A bulk of psychiatrists, physicians, counselors, and other medical authorities are therefore focusing their attentions on teens and young adults.
According to the National Institutes of Health, teenagers comprise the largest contingent of drug users in the U.S. Although the use of illicit drugs in general has dipped in some years, the institute notes, the use of pot or marijuana continues to climb among teens over the past few years.
According to recent studies, nearly 24 percent of young adults of 18 to 20 years old use an illicit drug over an approximate 30-day span. This is where the living-room and next-door-neighbor aspersions creep into the conversation regarding prescription drug abuse. Many young adults obtain ADHD drugs such as Ritalin, Adderall, and DXM from their doctors and friends, if not painkillers and stimulants from their parents’ unmonitored medicine cabinets.
The increasing spread of the very affordable yet deadly K2 among teens and young adults is rising as well, mostly due to its affordability and ease of access from many convenience stores.

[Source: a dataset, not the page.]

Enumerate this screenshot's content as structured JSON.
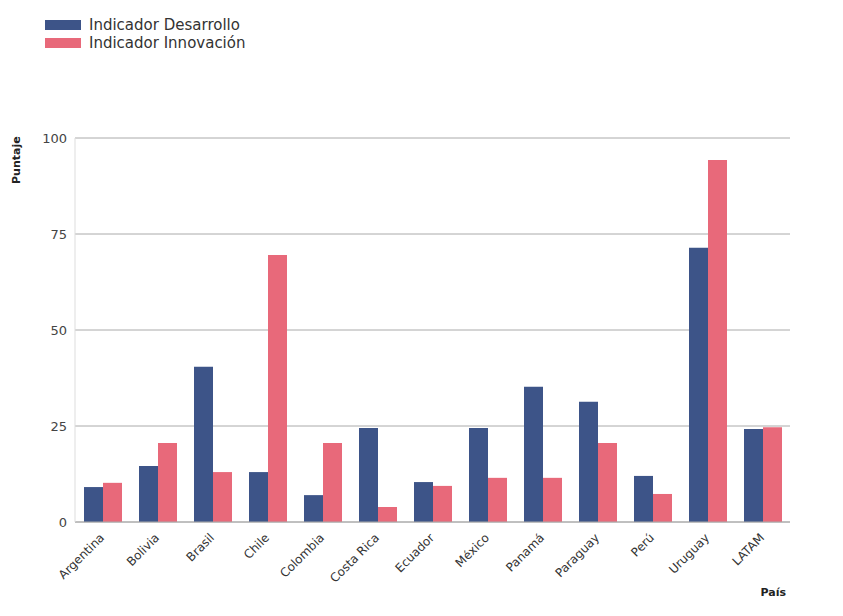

Because of statistics and general drug-abuse history, a growing fraternity of medical professionals believes that saving lives on the deadly battlefield of illicit drug use must start within the ranks of our young people.
Why Interdiction Should Start with the Young
Groups such as the National Institute of Drug Abuse (NIDA) find that introduction to drugs as a teen or young adult increases the odds of that person eventually becoming addicted to a drug. They aver that keeping kids from experimenting with drugs can prevent drug addiction and ultimately save lives. They also subscribe to the familiar adage, “prevention is always better than the cure.”
In essence, these medical professionals are propounding prevention so that recovery becomes moot.
But How Do You Detect Early Abuse?
Sometimes early detection of drug abuse centers more on when you look than where you look.
While adults are vulnerable to drug abuse when lifestyle pivots occur—the loss of a job or a divorce, for example—the thin ice for teens appears on their landscapes when parents must move and, subsequently, the kids must change schools. Just as challenging are transitions from primary to middle school or from the middle to high school. New arenas and new exposures are fertile grounds for the introduction of drugs as kids try to orient themselves or fit in to these new social environments.
Look for new, added peer pressures upon your children. Indeed, NIDA cites a growing number of teens are abusing prescription stimulants to lose weight or help them extend their study hours.
As a parent or guardian, if you notice problematic behaviors in your child—e.g., poor study habits, isolation from social activities, poor health routines, fatigue, sloppiness, or even stealing—examine the child’s recent environmental transitions. Then, start talking to doctors or looking for more serious red flags that can affirm a child’s nascent entry into drug abuse.
The Younger They Are, The Harder They Fall
If you look at the nature of drug addiction, cutting this nemesis off at the pass—so to speak—becomes even more vital. Research shows that drugs change brains. They fool the brain’s receptors and create a psychological hunger sparked by particular emotions (e.g., apprehension, disappointment, loss).
Further, as NIDA points out, drugs can disrupt brain functions. This portends a particular impairment to a youth’s development. During childhood and adolescence, the development of motivation, memory, aptitude, judgment, and behavior itself are crucial to ensuring a healthy, productive life. In this essence, a child stands more to lose than an adult who stumbles into drug abuse. Sadly, the end to a life can start many years before that life physically ends.